For years, Washington lawmakers and activists promoted legal weed as harmless entertainment a substance to normalize and tax for easy revenue. But today, medical experts are raising urgent concerns about the long-term effects of chronic marijuana use. Doctors at the University of Washington (UW) Medicine are sounding the alarm as a disturbing trend emerges among heavy cannabis users: a severe vomiting disorder so widespread that it has now received its own official medical diagnosis code.
The condition, known as cannabis hyperemesis syndrome (CHS), has become increasingly common in emergency rooms over the past decade. Doctors repeatedly see patients suffering from intense abdominal pain and uncontrollable vomiting. These cases share one common factor: chronic marijuana use, often tied to the powerful, high-potency cannabis products that dominate Washington’s legal market. This correlation is becoming harder to ignore as the state continues to normalize an industry built around increasingly strong marijuana concentrates.
A major milestone came on October 1, when the World Health Organization added CHS to the International Classification of Diseases under code R11.16. The Centers for Disease Control and Prevention adopted it for U.S. clinicians shortly after. This new code finally gives medical professionals the ability to formally document a condition that many chronic marijuana users never believed could affect them.
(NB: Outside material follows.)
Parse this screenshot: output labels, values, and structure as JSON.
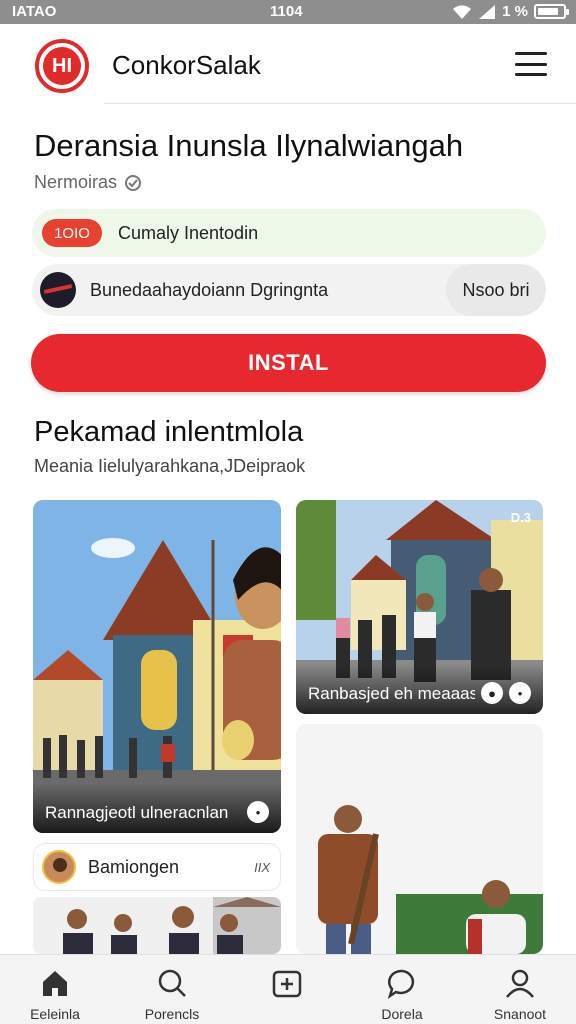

According to UW Medicine, CHS typically begins within 24 hours of cannabis consumption and can last for days. Many patients experience three or four brutal episodes a year cycles of vomiting and abdominal pain so severe they repeatedly land in emergency rooms. Despite this, many chronic marijuana users initially deny cannabis could be the cause, having long been told marijuana reduces nausea.
Dr. Chris Buresh of UW Medicine explains that even long-time users who never experienced problems before can suddenly become vulnerable. Once a threshold is crossed, even small amounts of chronic marijuana use may trigger the syndrome.
Researchers still can’t explain why some people develop CHS while others don’t, but high THC potency, widespread access, and industrialized production appear to be key factors. This raises serious questions about how chronic marijuana exposure affects the body, especially when products are far stronger than previous decades.
Symptoms are so intense that standard anti-nausea medications often fail, forcing doctors to use drugs like Haldol—typically reserved for psychosis. Some patients find temporary relief through extremely hot showers or capsaicin cream, highlighting the desperation caused by chronic marijuana related CHS episodes.
The financial toll is equally alarming. Many patients rack up multiple ER visits before receiving a correct diagnosis, placing strain on hospitals, insurers, and taxpayers. With the new ICD-10 code, researchers can now track the true magnitude of CHS, providing hard data on the consequences of chronic marijuana use.
Politically, the issue is uncomfortable. Admitting that chronic marijuana consumption can cause severe health problems challenges years of pro-legalization messaging. As Washington’s cannabis market grows stronger and more commercialized, state leaders must confront the reality that not all health risks can be dismissed as exaggeration.
Washington doesn’t need prohibition but it does need honesty, safety standards, and real public-health oversight. The rise of CHS shows that chronic marijuana use is not without consequences, and it’s time for policymakers to acknowledge what doctors have been seeing for years.